After the war ended, the women who had helped out during the war were encouraged to return to their roles as housewife’s and mothers and many went willingly. Some women thought that family assistance was partly a plan to take thousands of Canada’s women, who had been employed in the war effort and hurry them back to the kitchen before they got too empowered. Many did stay on to work in the growing service industry, however. The war years had changed the face of Canada’s workplaces forever.

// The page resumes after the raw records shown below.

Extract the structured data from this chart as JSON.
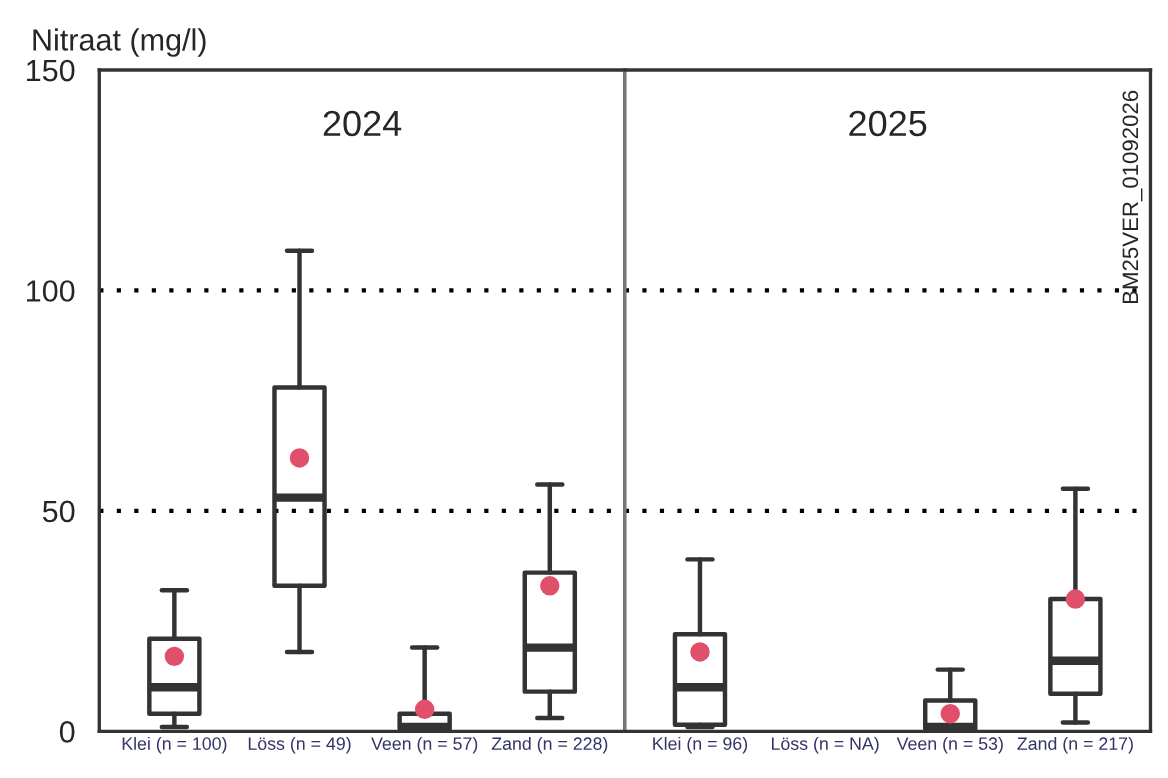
{
  "chart_data": [
    {
      "type": "box",
      "title": "2024",
      "ylabel": "Nitraat (mg/l)",
      "categories": [
        "Klei (n = 100)",
        "Löss (n = 49)",
        "Veen (n = 57)",
        "Zand (n = 228)"
      ],
      "color": "#333333",
      "boxes": [
        {
          "low": 1,
          "q1": 4,
          "median": 10,
          "q3": 21,
          "high": 32,
          "mean": 17
        },
        {
          "low": 18,
          "q1": 33,
          "median": 53,
          "q3": 78,
          "high": 109,
          "mean": 62
        },
        {
          "low": 0,
          "q1": 0.5,
          "median": 1,
          "q3": 4,
          "high": 19,
          "mean": 5
        },
        {
          "low": 3,
          "q1": 9,
          "median": 19,
          "q3": 36,
          "high": 56,
          "mean": 33
        }
      ],
      "ylim": [
        0,
        150
      ],
      "yticks": [
        0,
        50,
        100,
        150
      ],
      "grid": false,
      "ref_lines": [
        {
          "axis": "y",
          "value": 50,
          "line_style": "dotted",
          "color": "#000000"
        },
        {
          "axis": "y",
          "value": 100,
          "line_style": "dotted",
          "color": "#000000"
        }
      ]
    },
    {
      "type": "box",
      "title": "2025",
      "categories": [
        "Klei (n = 96)",
        "Löss (n = NA)",
        "Veen (n = 53)",
        "Zand (n = 217)"
      ],
      "color": "#333333",
      "boxes": [
        {
          "low": 1,
          "q1": 1.5,
          "median": 10,
          "q3": 22,
          "high": 39,
          "mean": 18
        },
        null,
        {
          "low": 0,
          "q1": 0.5,
          "median": 1,
          "q3": 7,
          "high": 14,
          "mean": 4
        },
        {
          "low": 2,
          "q1": 8.5,
          "median": 16,
          "q3": 30,
          "high": 55,
          "mean": 30
        }
      ],
      "ylim": [
        0,
        150
      ],
      "yticks": [
        0,
        50,
        100,
        150
      ],
      "grid": false,
      "tick_labels": "x",
      "annotations": [
        "BM25VER_01092026"
      ],
      "ref_lines": [
        {
          "axis": "y",
          "value": 50,
          "line_style": "dotted",
          "color": "#000000"
        },
        {
          "axis": "y",
          "value": 100,
          "line_style": "dotted",
          "color": "#000000"
        }
      ]
    }
  ]
}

Learning from the first war the government offered returning veterans disability pensions, job training and loans were provided for houses, farms and new businesses. It was not all that easy for many. For women giving up authority over to returning husbands and for the men who had seen the horrific sights of war returning to civilian life could be difficult. The government encouraged people to come to Canada and many did come from war torn Europe as well as thousands of war brides. For 15 years after the war, Canada had more children per family than any other industrialized nation. Welcome the baby boomers.
Today’s salad recipes come from a 1948 Family Circle magazine.
Curried chicken and avocado salad
In a medium size bowl toss together:
4 cups diced cooked chicken
2 cups finely diced celery
2 Tbsp. grated onion
1 tsp. salt
1 tsp. curry powder or more if desired
1/8 tsp. pepper
Moisten with:
1/2 to 3/4 cup mayonnaise
Halve and remove seeds from:
6 avocados
Pile salad in avocado halves, using about 1/2 cup salad in each.
Garnish with sliced pimiento. Serves twelve.
Peach salad with almond-cheese dressing
In a medium bowl beat until creamy with rotary beater:
1 cup cottage cheese
Stir in:
1/2 cup sour cream
2 Tbsp. lemon juice
2 Tbsp. sugar
1/4 tsp. salt
1/4 tsp. almond extract
1/4 cup toasted slivered almonds
Peel, halve and pit:
6 ripe peaches
Arrange two peach halves on bed of greens on six individual salad plates. Spoon almond-cheese dressing over peaches. Garnish with toasted almonds. Serves six.